このトラックで仙台の南方面を配送していたある日のことです。
近くに住むおじいさんでしょうか。
それはそれは嬉しそうに近寄ってきて、人懐っこい笑顔で僕に向かって、

「おおおぉぉっ!しまねから来たのかぁい!遠くからありがとうねぇ!!がんばってね!」

本当に嬉しそうに言うのでした。


その気持ち、僕もとっても分かります。
全国からの応援が、何よりの励みになるのです。
今、まだ我が家はガスが通っていないのですが、仙台市内では大阪ガスや東京ガスの車が復旧に向けて懸命の応援をしてくれています。まもなく我が家も、と毎日期待して過ごしています。


そんな気持ちが分かるから、僕はつい、

「はい!!がんばります!!!」

などとすっかり出雲人の顔をして、完璧に仙台弁を隠して、最高の笑顔で返事をしてしまいました。
島根には一度も行ったことがないにすみません。
仙台人とはとても言えなかったのです。

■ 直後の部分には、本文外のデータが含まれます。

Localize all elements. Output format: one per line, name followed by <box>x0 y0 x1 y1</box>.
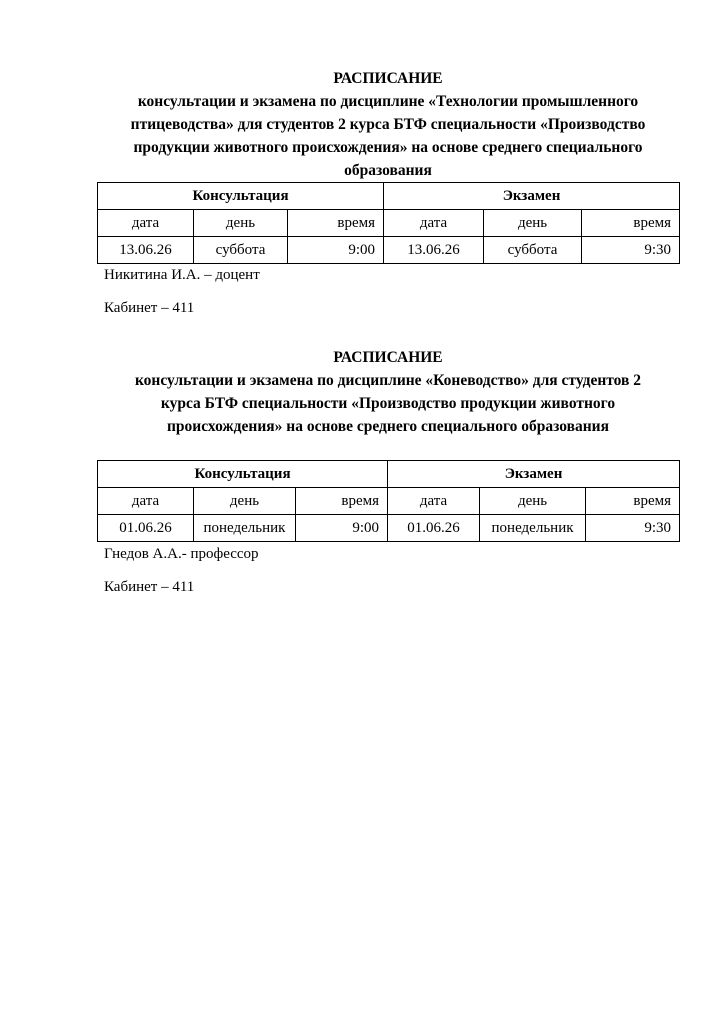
schedule-1-title-block <box>97 67 679 182</box>
exam-date: 13.06.26 <box>384 237 484 264</box>
schedule-2-teacher: Гнедов А.А.- профессор <box>104 546 259 562</box>
schedule-1-subtitle: консультации и экзамена по дисциплине «Технологии промышленного птицеводства» для студентов 2 курса БТФ специальности «Производство продукции животного происхождения» на основе среднего специального образования <box>130 93 646 179</box>
schedule-2-room: Кабинет – 411 <box>104 579 195 595</box>
schedule-1-room: Кабинет – 411 <box>104 300 195 316</box>
col-time: время <box>296 488 388 515</box>
table-row <box>98 237 680 264</box>
schedule-2-table-block <box>97 460 679 542</box>
col-time: время <box>586 488 680 515</box>
col-time: время <box>582 210 680 237</box>
table-row <box>98 461 680 488</box>
consult-day: суббота <box>194 237 288 264</box>
col-time: время <box>288 210 384 237</box>
exam-header: Экзамен <box>388 461 680 488</box>
exam-day: понедельник <box>480 515 586 542</box>
schedule-1-title <box>97 67 679 182</box>
exam-date: 01.06.26 <box>388 515 480 542</box>
col-date: дата <box>384 210 484 237</box>
exam-header: Экзамен <box>384 183 680 210</box>
col-day: день <box>484 210 582 237</box>
table-row <box>98 183 680 210</box>
table-row <box>98 515 680 542</box>
col-date: дата <box>98 210 194 237</box>
schedule-2-table <box>97 460 680 542</box>
table-row <box>98 210 680 237</box>
col-day: день <box>480 488 586 515</box>
consult-day: понедельник <box>194 515 296 542</box>
consult-time: 9:00 <box>296 515 388 542</box>
schedule-2-title <box>97 346 679 438</box>
schedule-2-heading: РАСПИСАНИЕ <box>333 349 443 366</box>
col-day: день <box>194 210 288 237</box>
exam-time: 9:30 <box>582 237 680 264</box>
consult-date: 13.06.26 <box>98 237 194 264</box>
consult-date: 01.06.26 <box>98 515 194 542</box>
consultation-header: Консультация <box>98 183 384 210</box>
col-date: дата <box>388 488 480 515</box>
exam-time: 9:30 <box>586 515 680 542</box>
schedule-1-table <box>97 182 680 264</box>
consult-time: 9:00 <box>288 237 384 264</box>
schedule-2-subtitle: консультации и экзамена по дисциплине «Коневодство» для студентов 2 курса БТФ специальности «Производство продукции животного происхождения» на основе среднего специального образования <box>134 372 642 435</box>
table-row <box>98 488 680 515</box>
schedule-1-heading: РАСПИСАНИЕ <box>333 70 443 87</box>
schedule-1-table-block <box>97 182 679 264</box>
schedule-2-title-block <box>97 346 679 438</box>
col-day: день <box>194 488 296 515</box>
consultation-header: Консультация <box>98 461 388 488</box>
exam-day: суббота <box>484 237 582 264</box>
col-date: дата <box>98 488 194 515</box>
schedule-1-teacher: Никитина И.А. – доцент <box>104 267 260 283</box>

おじいさんすみません。
(実際生協しまねのみなさんはたくさん来ていただいていました)

もうじき彼(トラック)ともお別れです。

北支部のみんなが、念入りに念入りに、感謝を込めて彼をピカピカにしてくれました。
そして商品部のみんなで、お礼の気持を込めて、お借りした支援道具に、寄せ書きをしたためました。

生協しまねさん、本当にありがとうございました。


2011年4月1日金曜日

いちごいちえ

久しぶりに、ギターをチューニングしました。

実家にあった、父の40年物のクラシックギター。
その名も「白馬2号」。
白馬1号や3号があるかどうかは誰も知りません。


娘たちが最近大変気に入っている歌を伴奏してあげました。

「いちごいちえ」という歌です。


わらいつづけてこれた出会いに 愛をつたえよう
ぼくがどりょくするすがたを あなたが見てた
つながりつづけてゆける出会いに 愛をたたえよう
あなたがなみだするすがたを ぼくは知ってた

雨は明日にはあがると 天気よほうも見ないおじさん
ねえ、教えてよ
ねえ、ぼくはどうして人をもとめるの?


こんなふうに、読める漢字以外は平仮名にした自作の歌詞カードまで作って、毎日二人で大合唱です。
とってもいい歌です。

熱くなった二人、歌うだけじゃ飽きたらず、とうとう「白馬2号」は奪われてしまいました。
5歳の次女はかなり激しいストロークで、ナイロンの1弦を切るほどの熱演でした。



今日から4月。

全ての出会いを大切にしていきたいと思います。